Che cosa significa più esattamente?
“Tutti i dati e le statistiche più attendibili ci raccontano di un nuovo approccio ai consumi alimentari. C’è una maggiore attenzione alla provenienza, all’utilizzo dei metodi di coltivazione e di produzione, alla sicurezza ed alla tracciabilità di quello che mangiamo. Significa, cioè, che il consumatore finale ritiene fondamentale capire bene che cosa acquista e quali conseguenze può avere sulla sua salute. E’ in cerca, quindi, di un rapporto che possiamo definire fiduciario con l’azienda che immette sul mercato i prodotti che lui compra”.
Grandi opportunità per le aziende, ma anche necessità di crescere sul piano degli standard qualitativi. E non solo dentro gli stabilimenti, ma anche fuori nel rapporto con il territorio. Che cosa ne pensa?
“Sicuramente il tema della relazione delle imprese con il territorio nel caso delle produzioni agricole ed agro-alimentari è sostanziale. La simbiosi con l’ambiente circostante è uno degli elementi che può essere considerato uno dei fattori di successo (o di insuccesso). In questo senso, per esempio, le aziende che ricorrono al metodo biologico rappresentano un punto di riferimento molto importante proprio perché i consumatori appaiono sempre più orientati ad acquistare alimenti non trattati con prodotti chimici, ma solo in maniera naturale. La vera sfida è, quindi, quella di creare equilibri eco/compatibili. In questo caso l’agricoltura diventa un presidio attivo di tutela, manutenzione e valorizzazione del territorio. Oltre che motore della filiera con più ampie prospettive di crescita sui mercati interni ed internazionali”.
E le criticità?
“Non mancano di certo. Posso elencarne diverse. Tra quelle più importanti ravviso la scarsa sensibilità delle Istituzioni a tutti i livelli nel sostenere ed incoraggiare azioni di sistema tra pubblico e privato, partenariati assolutamente indispensabili per garantire risultati diffusi, capillari. Penso, per esempio, alla necessità di favorire aggregazioni tra imprese in modo da aumentare la capacità di impatto sui mercati, nella fase di contrattazione dell’offerta delle produzioni. O, ancora, all’urgenza di definire una comunicazione adeguata agli standard qualitativi. Una comunicazione che, a mio giudizio, non può essere disgiunta dalla promozione e dalla valorizzazione dei territori”.

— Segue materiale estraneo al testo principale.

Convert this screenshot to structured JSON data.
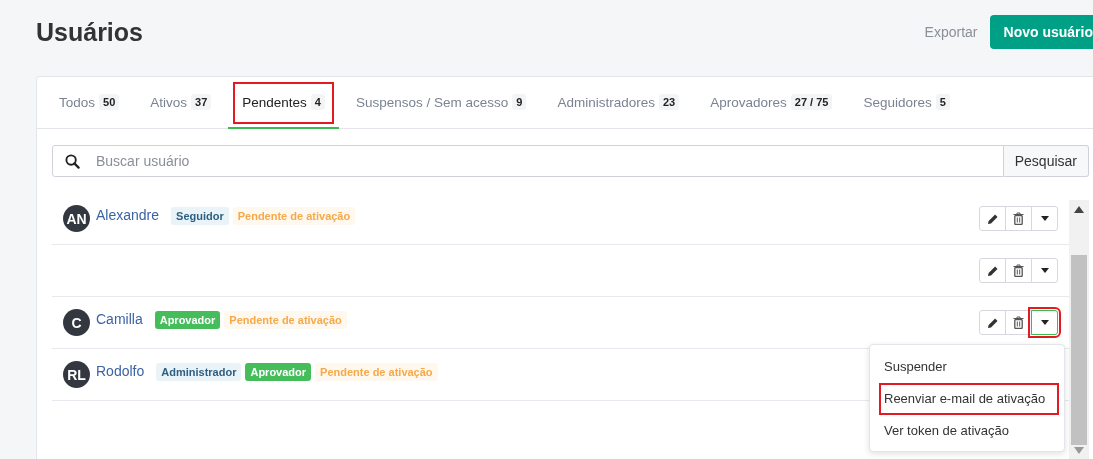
{
  "title": "Usuários",
  "header_actions": {
    "export": "Exportar",
    "new_user": "Novo usuário"
  },
  "tabs": [
    {
      "label": "Todos",
      "count": "50",
      "selected": false,
      "highlighted": false
    },
    {
      "label": "Ativos",
      "count": "37",
      "selected": false,
      "highlighted": false
    },
    {
      "label": "Pendentes",
      "count": "4",
      "selected": true,
      "highlighted": true
    },
    {
      "label": "Suspensos / Sem acesso",
      "count": "9",
      "selected": false,
      "highlighted": false
    },
    {
      "label": "Administradores",
      "count": "23",
      "selected": false,
      "highlighted": false
    },
    {
      "label": "Aprovadores",
      "count": "27 / 75",
      "selected": false,
      "highlighted": false
    },
    {
      "label": "Seguidores",
      "count": "5",
      "selected": false,
      "highlighted": false
    }
  ],
  "search": {
    "placeholder": "Buscar usuário",
    "button": "Pesquisar"
  },
  "users": [
    {
      "initials": "AN",
      "name": "Alexandre",
      "tags": [
        {
          "label": "Seguidor",
          "kind": "role"
        },
        {
          "label": "Pendente de ativação",
          "kind": "pending"
        }
      ],
      "menu_open": false,
      "highlighted": false
    },
    {
      "menu_open": false,
      "highlighted": false
    },
    {
      "initials": "C",
      "name": "Camilla",
      "tags": [
        {
          "label": "Aprovador",
          "kind": "approver"
        },
        {
          "label": "Pendente de ativação",
          "kind": "pending"
        }
      ],
      "menu_open": true,
      "highlighted": true
    },
    {
      "initials": "RL",
      "name": "Rodolfo",
      "tags": [
        {
          "label": "Administrador",
          "kind": "role"
        },
        {
          "label": "Aprovador",
          "kind": "approver"
        },
        {
          "label": "Pendente de ativação",
          "kind": "pending"
        }
      ],
      "menu_open": false
    }
  ],
  "menu": [
    {
      "label": "Suspender",
      "highlighted": false
    },
    {
      "label": "Reenviar e-mail de ativação",
      "highlighted": true
    },
    {
      "label": "Ver token de ativação",
      "highlighted": false
    }
  ]
}
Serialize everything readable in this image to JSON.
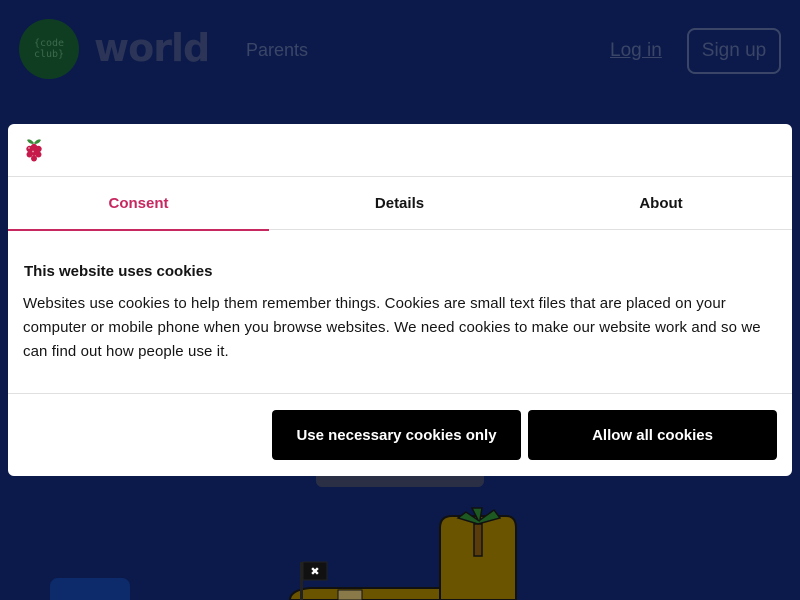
{
  "header": {
    "logo_lines": [
      "{code",
      "club}"
    ],
    "brand": "world",
    "nav_parents": "Parents",
    "login": "Log in",
    "signup": "Sign up"
  },
  "cookie_dialog": {
    "tabs": [
      {
        "label": "Consent",
        "active": true
      },
      {
        "label": "Details",
        "active": false
      },
      {
        "label": "About",
        "active": false
      }
    ],
    "title": "This website uses cookies",
    "body": "Websites use cookies to help them remember things. Cookies are small text files that are placed on your computer or mobile phone when you browse websites. We need cookies to make our website work and so we can find out how people use it.",
    "btn_necessary": "Use necessary cookies only",
    "btn_allow": "Allow all cookies",
    "accent_color": "#c6285f"
  },
  "icons": {
    "logo": "raspberry-pi-icon"
  }
}
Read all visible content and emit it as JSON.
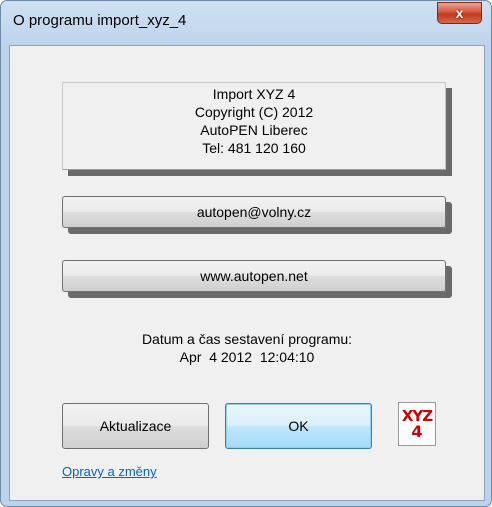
{
  "window": {
    "title": "O programu import_xyz_4",
    "close_label": "x"
  },
  "info": {
    "lines": [
      "Import XYZ 4",
      "Copyright (C) 2012",
      "AutoPEN Liberec",
      "Tel: 481 120 160"
    ]
  },
  "buttons": {
    "email": "autopen@volny.cz",
    "web": "www.autopen.net",
    "update": "Aktualizace",
    "ok": "OK"
  },
  "build": {
    "label": "Datum a čas sestavení programu:",
    "datetime": "Apr  4 2012  12:04:10"
  },
  "logo": {
    "line1": "XYZ",
    "line2": "4"
  },
  "link": {
    "changes": "Opravy a změny"
  },
  "colors": {
    "title_bar": "#bcd3eb",
    "close_button": "#c7432a",
    "ok_accent": "#3c7fb1",
    "logo_text": "#d00000",
    "link": "#0066cc"
  }
}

In altre parole, lei vede favorevolmente la creazione di marchi di qualità su base territoriale?
“Sono senza dubbio una strada percorribile che in molte aree d’Italia ha dato i suoi buoni frutti. Ma non bisogna commettere l’errore di pensare che il marchio possa sostituire il prodotto. E’ necessario prima lavorare alla qualità del prodotto e, poi, comunicare bene il prodotto. Nel nostro caso, in molte zone del Sud, il prodotto c’è senz’altro, sia in termini di qualità delle produzioni agricole ed agro-alimentari, che dal punto di vista della capacità attrattiva dei territori. Ma manca, purtroppo, la logica di sistema, la condivisione dei progetti di crescita. Manca, cioè, lo spirito di squadra. Torna di nuovo il discorso di prima: pubblico e privato – e lo stesso privato al suo interno – viaggiano troppo divisi. E, quindi, perdiamo terreno nella grande partita aperta tra territori, prim’ancora che tra Paesi diversi”.